Nitrogen is an essential element in proteins, DNA, RNA, and chlorophyll, but most organisms cannot use the nitrogen gas that makes up about 78% of the atmosphere. The nitrogen cycle describes how nitrogen moves between the air, soil, water, plants, animals, and microbes. This cycle matters because it controls soil fertility, ecosystem productivity, and the growth of crops.
Without microbial transformations, most nitrogen would remain locked in forms that plants and animals cannot use.
The cycle depends on bacteria and archaea that change nitrogen from one chemical form to another. Nitrogen fixation converts N2 gas into ammonia or ammonium, nitrification converts ammonium into nitrate, assimilation moves nitrogen into living tissue, and denitrification returns nitrogen gas to the atmosphere. Fertilizers add usable nitrogen to fields, but excess nitrate can wash into waterways and cause algal blooms and low oxygen zones.
Understanding the nitrogen cycle helps explain both natural ecosystem balance and human impacts on land and water.
Key Facts
- Atmospheric nitrogen is mostly N2, which has a strong triple bond and cannot be used directly by most plants or animals.
- Nitrogen fixation converts N2 into ammonia: N2 + 3H2 -> 2NH3.
- In soil water, ammonia often becomes ammonium: NH3 + H+ -> NH4+.
- Nitrification occurs in two main steps: NH4+ -> NO2- and NO2- -> NO3-.
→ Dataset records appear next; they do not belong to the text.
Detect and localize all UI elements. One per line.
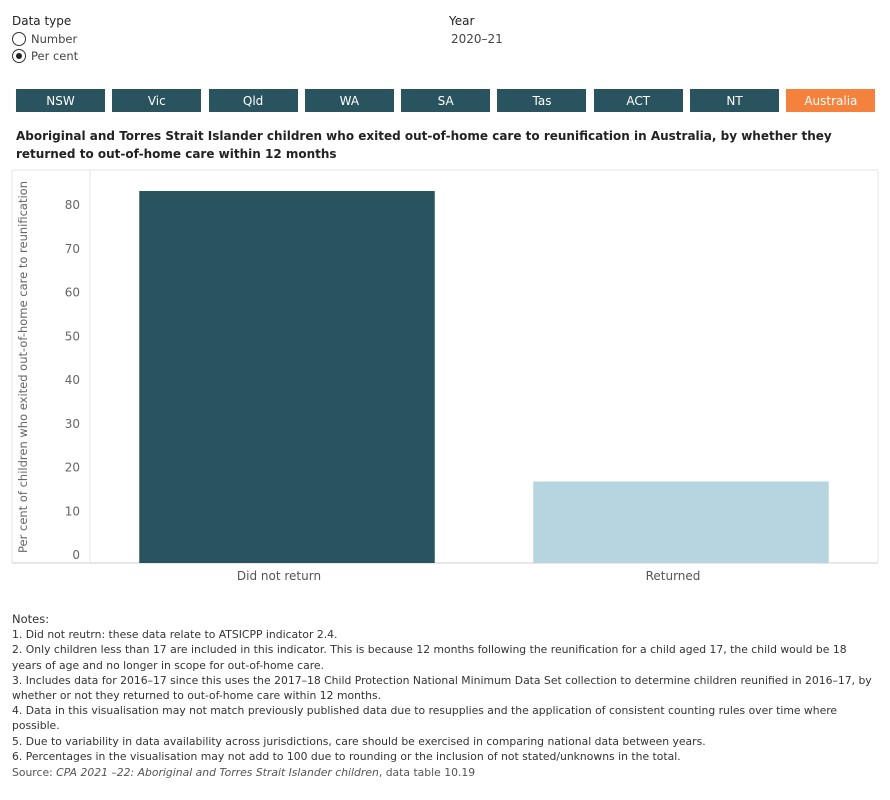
year-label: Year xyxy=(449,14,475,28)
note-5: 5. Due to variability in data availabili… xyxy=(12,734,706,748)
y-tick-label: 0 xyxy=(72,548,80,562)
data-type-label: Data type xyxy=(12,14,72,28)
year-selector[interactable]: 2020–21 xyxy=(451,32,503,46)
tab-vic[interactable]: Vic xyxy=(112,89,202,112)
y-tick-label: 50 xyxy=(65,329,80,343)
note-2: 2. Only children less than 17 are includ… xyxy=(12,643,847,672)
note-6: 6. Percentages in the visualisation may … xyxy=(12,749,681,763)
note-1: 1. Did not reutrn: these data relate to … xyxy=(12,628,338,642)
y-tick-label: 70 xyxy=(65,242,80,256)
tab-tas[interactable]: Tas xyxy=(497,89,587,112)
radio-per-cent-label: Per cent xyxy=(31,49,79,63)
y-ticks: 0 10 20 30 40 50 60 70 80 xyxy=(65,198,80,562)
chart-title: Aboriginal and Torres Strait Islander ch… xyxy=(16,129,832,161)
y-tick-label: 80 xyxy=(65,198,80,212)
bars xyxy=(139,191,829,563)
radio-number[interactable]: Number xyxy=(12,32,77,46)
source-prefix: Source: xyxy=(12,766,57,779)
source-suffix: , data table 10.19 xyxy=(378,766,476,779)
tab-nt[interactable]: NT xyxy=(690,89,780,112)
notes-title: Notes: xyxy=(12,612,50,626)
radio-circle-icon[interactable] xyxy=(12,32,26,46)
y-tick-label: 40 xyxy=(65,373,80,387)
tab-nsw[interactable]: NSW xyxy=(16,89,105,112)
tab-australia[interactable]: Australia xyxy=(786,89,876,112)
source: Source: CPA 2021 –22: Aboriginal and Tor… xyxy=(12,766,475,779)
y-tick-label: 10 xyxy=(65,504,80,518)
note-3: 3. Includes data for 2016–17 since this … xyxy=(12,673,872,703)
bar-chart: Per cent of children who exited out-of-h… xyxy=(11,169,879,583)
y-tick-label: 30 xyxy=(65,417,80,431)
y-axis-title: Per cent of children who exited out-of-h… xyxy=(16,181,30,553)
note-4: 4. Data in this visualisation may not ma… xyxy=(12,704,838,733)
radio-per-cent[interactable]: Per cent xyxy=(12,49,78,63)
tab-act[interactable]: ACT xyxy=(593,89,683,112)
tab-sa[interactable]: SA xyxy=(401,89,491,112)
notes: Notes: 1. Did not reutrn: these data rel… xyxy=(12,612,878,764)
radio-number-label: Number xyxy=(31,32,78,46)
x-category-label: Returned xyxy=(646,569,701,583)
radio-circle-icon[interactable] xyxy=(12,49,26,63)
bar-returned[interactable] xyxy=(533,481,829,564)
x-labels: Did not return Returned xyxy=(237,569,701,583)
x-category-label: Did not return xyxy=(237,569,321,583)
y-tick-label: 20 xyxy=(65,461,80,475)
jurisdiction-tabs: NSW Vic Qld WA SA Tas ACT NT Australia xyxy=(16,89,883,112)
tab-wa[interactable]: WA xyxy=(304,89,394,112)
source-title: CPA 2021 –22: Aboriginal and Torres Stra… xyxy=(56,766,379,779)
bar-did-not-return[interactable] xyxy=(139,191,435,563)
tab-qld[interactable]: Qld xyxy=(208,89,298,112)
y-tick-label: 60 xyxy=(65,286,80,300)
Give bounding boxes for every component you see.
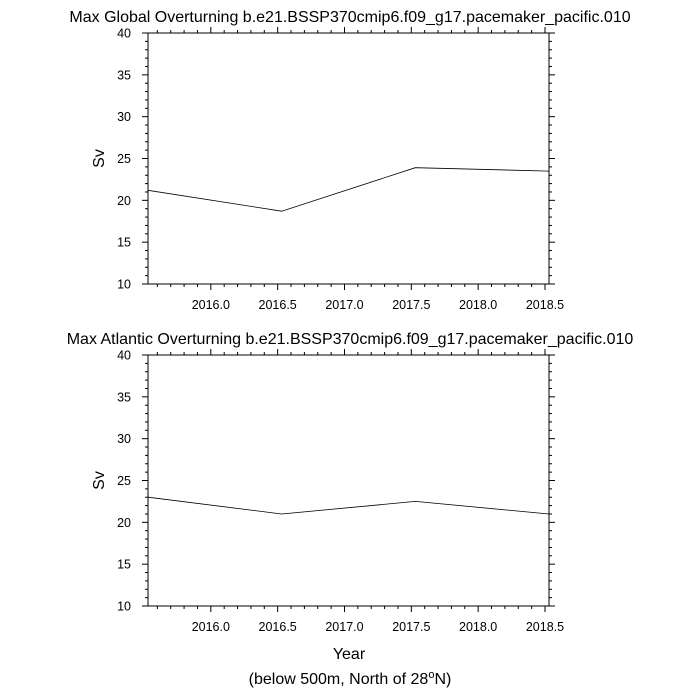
y-tick-label: 25 bbox=[117, 474, 131, 488]
y-tick-label: 35 bbox=[117, 68, 131, 82]
y-tick-label: 30 bbox=[117, 432, 131, 446]
x-tick-label: 2018.5 bbox=[526, 298, 564, 312]
y-tick-label: 10 bbox=[117, 600, 131, 614]
y-tick-label: 20 bbox=[117, 516, 131, 530]
atlantic-chart-title: Max Atlantic Overturning b.e21.BSSP370cm… bbox=[67, 331, 634, 348]
x-tick-label: 2016.0 bbox=[192, 620, 230, 634]
x-tick-label: 2017.5 bbox=[392, 620, 430, 634]
x-tick-label: 2017.0 bbox=[325, 620, 363, 634]
x-tick-label: 2017.0 bbox=[325, 298, 363, 312]
y-tick-label: 30 bbox=[117, 110, 131, 124]
global-plot-frame bbox=[147, 32, 550, 285]
global-x-tick-labels: 2016.0 2016.5 2017.0 2017.5 2018.0 2018.… bbox=[192, 298, 564, 312]
footnote-suffix: N) bbox=[434, 671, 451, 688]
atlantic-x-tick-labels: 2016.0 2016.5 2017.0 2017.5 2018.0 2018.… bbox=[192, 620, 564, 634]
footnote: (below 500m, North of 28oN) bbox=[249, 669, 452, 688]
y-tick-label: 25 bbox=[117, 152, 131, 166]
y-tick-label: 40 bbox=[117, 27, 131, 41]
x-tick-label: 2016.0 bbox=[192, 298, 230, 312]
atlantic-series-line bbox=[147, 496, 550, 515]
y-tick-label: 10 bbox=[117, 278, 131, 292]
x-axis-label: Year bbox=[333, 646, 366, 663]
atlantic-y-tick-labels: 10 15 20 25 30 35 40 bbox=[117, 349, 131, 614]
x-tick-label: 2018.0 bbox=[459, 620, 497, 634]
x-tick-label: 2018.0 bbox=[459, 298, 497, 312]
atlantic-y-axis-label: Sv bbox=[91, 471, 108, 490]
global-overturning-panel: Max Global Overturning b.e21.BSSP370cmip… bbox=[69, 9, 630, 312]
global-chart-title: Max Global Overturning b.e21.BSSP370cmip… bbox=[69, 9, 630, 26]
degree-superscript: o bbox=[428, 669, 434, 681]
x-tick-label: 2016.5 bbox=[259, 620, 297, 634]
y-tick-label: 35 bbox=[117, 390, 131, 404]
atlantic-plot-frame bbox=[147, 354, 550, 607]
global-series-line bbox=[147, 167, 550, 212]
footnote-prefix: (below 500m, North of 28 bbox=[249, 671, 429, 688]
x-tick-label: 2016.5 bbox=[259, 298, 297, 312]
x-tick-label: 2017.5 bbox=[392, 298, 430, 312]
global-ticks bbox=[142, 27, 555, 290]
y-tick-label: 40 bbox=[117, 349, 131, 363]
atlantic-ticks bbox=[142, 349, 555, 612]
global-y-axis-label: Sv bbox=[91, 149, 108, 168]
y-tick-label: 15 bbox=[117, 558, 131, 572]
atlantic-overturning-panel: Max Atlantic Overturning b.e21.BSSP370cm… bbox=[67, 331, 634, 663]
y-tick-label: 15 bbox=[117, 236, 131, 250]
y-tick-label: 20 bbox=[117, 194, 131, 208]
x-tick-label: 2018.5 bbox=[526, 620, 564, 634]
global-y-tick-labels: 10 15 20 25 30 35 40 bbox=[117, 27, 131, 292]
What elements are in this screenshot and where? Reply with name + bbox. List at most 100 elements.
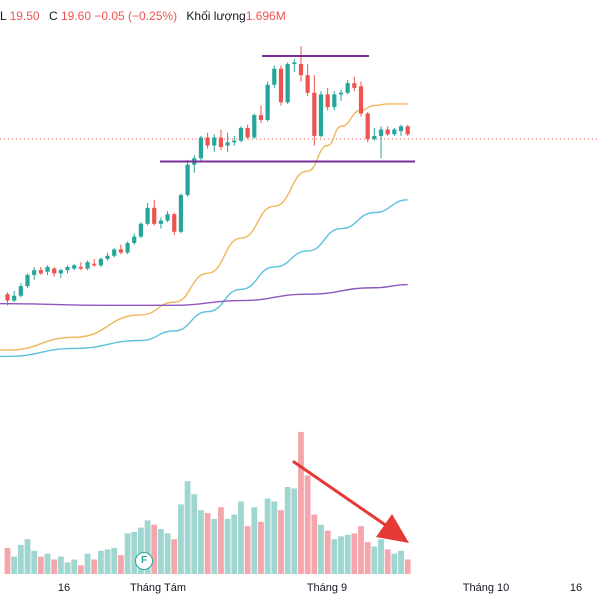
candle-body [152,208,156,224]
candle-body [59,270,63,273]
candle-body [399,126,403,131]
candle-body [279,69,283,103]
volume-bar [185,481,191,574]
candle-body [179,195,183,232]
volume-bar [251,507,257,574]
volume-bar [5,548,11,574]
candle-body [65,267,69,270]
volume-bar [285,487,291,574]
volume-bar [98,551,104,574]
event-flag-icon[interactable]: F [135,552,153,570]
candle-body [212,138,216,146]
volume-bar [118,555,124,574]
volume-bar [245,526,251,574]
candle-body [145,208,149,224]
ma-fast-line [0,104,408,350]
volume-bar [58,557,64,574]
candle-body [326,94,330,107]
volume-bar [385,549,391,574]
volume-bar [398,551,404,574]
candle-body [185,165,189,195]
legend-close-label: C [49,9,58,23]
candle-body [386,130,390,135]
candle-body [45,267,49,272]
candle-body [359,86,363,113]
ma-slow-line [0,285,408,306]
volume-bar [211,519,217,574]
candle-body [266,85,270,120]
volume-bar [405,560,411,575]
volume-bar [11,557,17,574]
candle-body [159,221,163,224]
candle-body [19,286,23,296]
volume-bar [271,502,277,575]
candle-body [72,265,76,268]
legend-low-label: L [0,9,6,23]
candle-body [39,270,43,273]
volume-bar [378,539,384,574]
legend-low-value: 19.50 [10,9,40,23]
legend-change: −0.05 (−0.25%) [94,9,177,23]
volume-bar [371,546,377,574]
volume-bar [125,533,131,574]
candle-body [246,128,250,138]
x-axis-label: 16 [58,582,70,594]
volume-bar [311,515,317,574]
volume-bar [18,545,24,574]
volume-bar [151,525,157,574]
volume-bar [171,539,177,574]
volume-bar [165,533,171,574]
volume-bar [78,565,84,574]
candle-body [119,249,123,252]
volume-bar [191,494,197,574]
candle-body [292,62,296,64]
volume-bar [111,548,117,574]
volume-bar [51,560,57,575]
volume-bar [205,513,211,574]
x-axis-label: Tháng 9 [307,582,347,594]
volume-bar [298,432,304,574]
volume-bar [331,539,337,574]
volume-bar [65,562,71,574]
volume-bar [338,536,344,574]
candle-body [286,64,290,102]
candle-body [99,259,103,265]
candle-body [112,249,116,255]
candle-body [12,296,16,301]
volume-bar [345,535,351,574]
candle-body [52,269,56,274]
candle-body [92,264,96,266]
volume-bar [231,515,237,574]
candle-body [339,93,343,95]
volume-bar [178,504,184,574]
volume-bar [85,554,91,574]
arrow-head-icon [376,514,409,543]
volume-bar [198,510,204,574]
candle-body [139,224,143,237]
volume-bar [25,539,31,574]
candle-body [85,262,89,268]
candle-body [5,294,9,300]
moving-averages [0,104,408,357]
candle-body [165,214,169,220]
volume-bar [238,502,244,575]
candle-body [206,138,210,146]
candle-body [252,115,256,137]
volume-bar [158,529,164,574]
x-axis-label: 16 [570,582,582,594]
volume-bar [358,526,364,574]
volume-bar [45,554,51,574]
candle-body [32,270,36,275]
candle-body [346,83,350,93]
candle-body [226,142,230,145]
volume-bar [291,488,297,574]
volume-bar [365,542,371,574]
candle-body [392,130,396,135]
candle-body [232,141,236,143]
x-axis-label: Tháng 10 [463,582,509,594]
volume-bar [318,525,324,574]
candle-body [352,83,356,88]
candle-body [272,69,276,85]
volume-bar [71,560,77,575]
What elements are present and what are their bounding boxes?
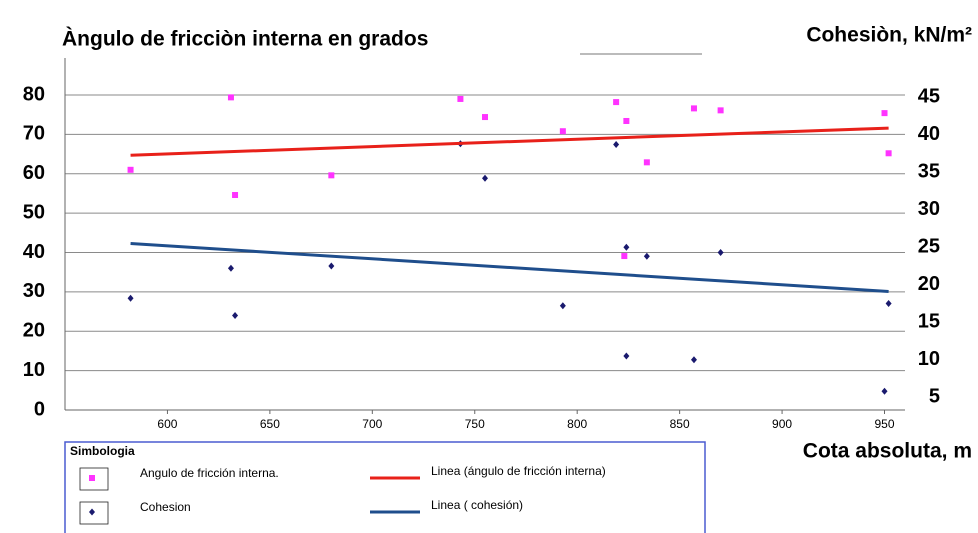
y-tick-label: 70 (23, 123, 45, 145)
legend-label: Angulo de fricción interna. (140, 466, 279, 480)
point (623, 243, 630, 251)
point (559, 302, 566, 310)
y2-tick-label: 20 (918, 273, 940, 295)
point (717, 249, 724, 256)
y2-tick-label: 10 (918, 348, 940, 370)
point (717, 107, 724, 114)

- Assimilation is the uptake of NH4+ or NO3- by plants to build amino acids, proteins, and nucleic acids.
- Denitrification converts nitrate back to nitrogen gas under low oxygen conditions: NO3- -> NO2- -> N2O -> N2.
Vocabulary
- Nitrogen fixation
- The process that converts atmospheric nitrogen gas into ammonia or ammonium that can enter food webs.
- Nitrification
- The aerobic microbial process that changes ammonium into nitrite and then nitrate.
- Assimilation
- The process by which plants or microbes take up inorganic nitrogen and build it into organic molecules.
- Denitrification
- The anaerobic microbial process that converts nitrate into nitrogen gases released to the atmosphere.
- Eutrophication
- The overgrowth of algae and aquatic plants caused by excess nutrients such as nitrate or phosphate in water.
Common Mistakes to Avoid
- Thinking plants use N2 gas directly, which is wrong because most plants must absorb nitrogen mainly as NH4+ or NO3- from soil.
- Mixing up nitrification and nitrogen fixation, which is wrong because fixation starts with N2 while nitrification starts with NH4+.
- Forgetting that bacteria drive most major nitrogen transformations, which is wrong because enzymes in microbes make many of these reactions possible under natural conditions.
- Assuming more fertilizer is always better, which is wrong because excess nitrate can leach into water, harm ecosystems, and waste nutrients.
Practice Questions
- 1 A farmer applies 120 kg of nitrogen fertilizer to a field. If 35% is taken up by crops, how many kilograms of nitrogen are absorbed by the plants?
- 2 A soil sample contains 80 mg of nitrate. After a heavy rain, 25% of the nitrate leaches away. How many milligrams of nitrate remain in the soil?
- 3 A wetland has waterlogged soil with very little oxygen. Explain which nitrogen cycle process is likely to increase and how it affects the amount of nitrogen returned to the atmosphere.